Go! making direct attack on Island Air, rival says
Pacific Wings President Greg Kahlstorf says go!'s new code-share agreement targets Island Air's routes
Island Air and Pacific Wings held their ground yesterday and said go!Express' planned incursion into smaller interisland airports won't harm their operations.
But Mesa Air Group's go!, which announced a code-share deal with local carrier Mokulele Airlines that involves Mokulele bringing in a new fleet of aircraft and offering low-cost fares, apparently has captured people's attention.
Mokulele Chief Executive William Boyer said yesterday that his company's reservation office has received more than 100 calls from prospective passengers interested in booking flights when go!Express starts Honolulu service in December to and from Kapalua, Maui; Lanai; and Molokai.

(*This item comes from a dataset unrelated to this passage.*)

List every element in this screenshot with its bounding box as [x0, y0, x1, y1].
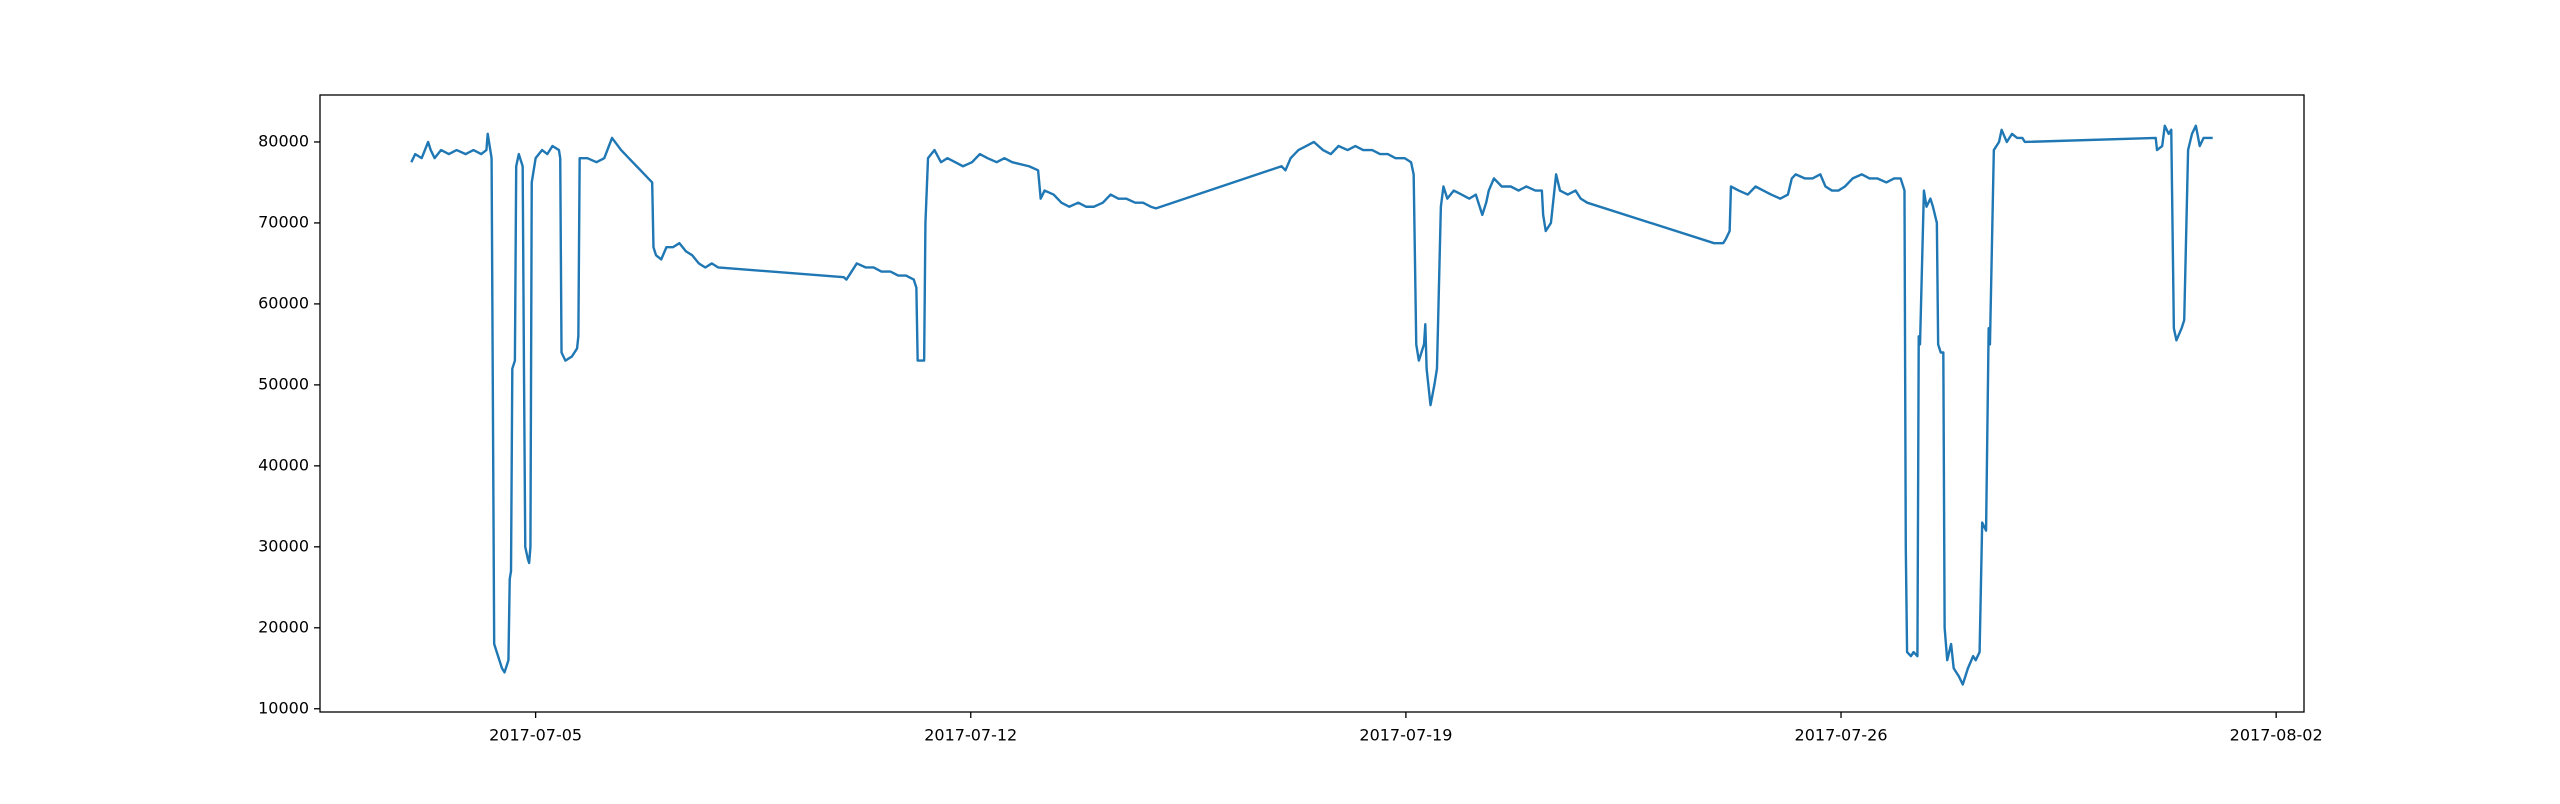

"We've also gotten calls from several mainland and foreign carriers about code-sharing," Boyer said.
Pacific Wings President Greg Kahlstorf said the destinations targeted by go!Express aren't serviced very much by his company.
"Those are Island Air's routes," Kahlstorf said. "This looks like a direct attack on Island Air. We're a different product. We actually believe our passengers are worth more than $29. We like high value better than high volume." Kahlstorf was referring to go!'s lowest fare of $29.
Island Air Chief Executive Rob Mauracher shrugged his shoulders at go!'s new arrangement and said the code-share agreement between Mesa and Mokulele does not represent a significant change in the competitive picture.
"Code-share agreements are a part of the airline business," Mauracher said. "This agreement is basically the same as Island Air's code-share agreements with Aloha, Continental, Hawaiian and United."
Mauracher pointed out that Mokulele already operates flights to these destinations with eight-seat Piper Chieftain aircraft and the single-engine Cessna Caravans that Mokulele intends to use have nine seats -- adding just one more seat per plane.
"We don't believe the agreement will significantly change the marketplace in the near future," he said. "Island Air's business plan is solid. Our focus remains on serving Hawaii with more point-to-point service and off-peak travel options than any other airline."
Hawaiian Airlines and Aloha Airlines both declined comment yesterday about go!'s new venture. They already are dealing with the lower fares that go! has introduced to the interisland market.
Boyer, who bought Mokulele Flight Service last October and recently changed its name to Mokulele Airlines, acknowledged that Mokulele, which will operate as go!Express, won't represent an immediate threat because it will have only two of its new aircraft by the end of the year. Boyer has an option to purchase seven more planes in 2007.
"I don't see the direct competition; not right now," he said. "Anytime you have more planes going into a market, it raises the eyebrows of all carriers. I always thought competition was good."
Last year, Boyer contacted Kahlstorf about a possible deal that would allow Mokulele to fly as a scheduled service operator, but the two were never able to reach an agreement.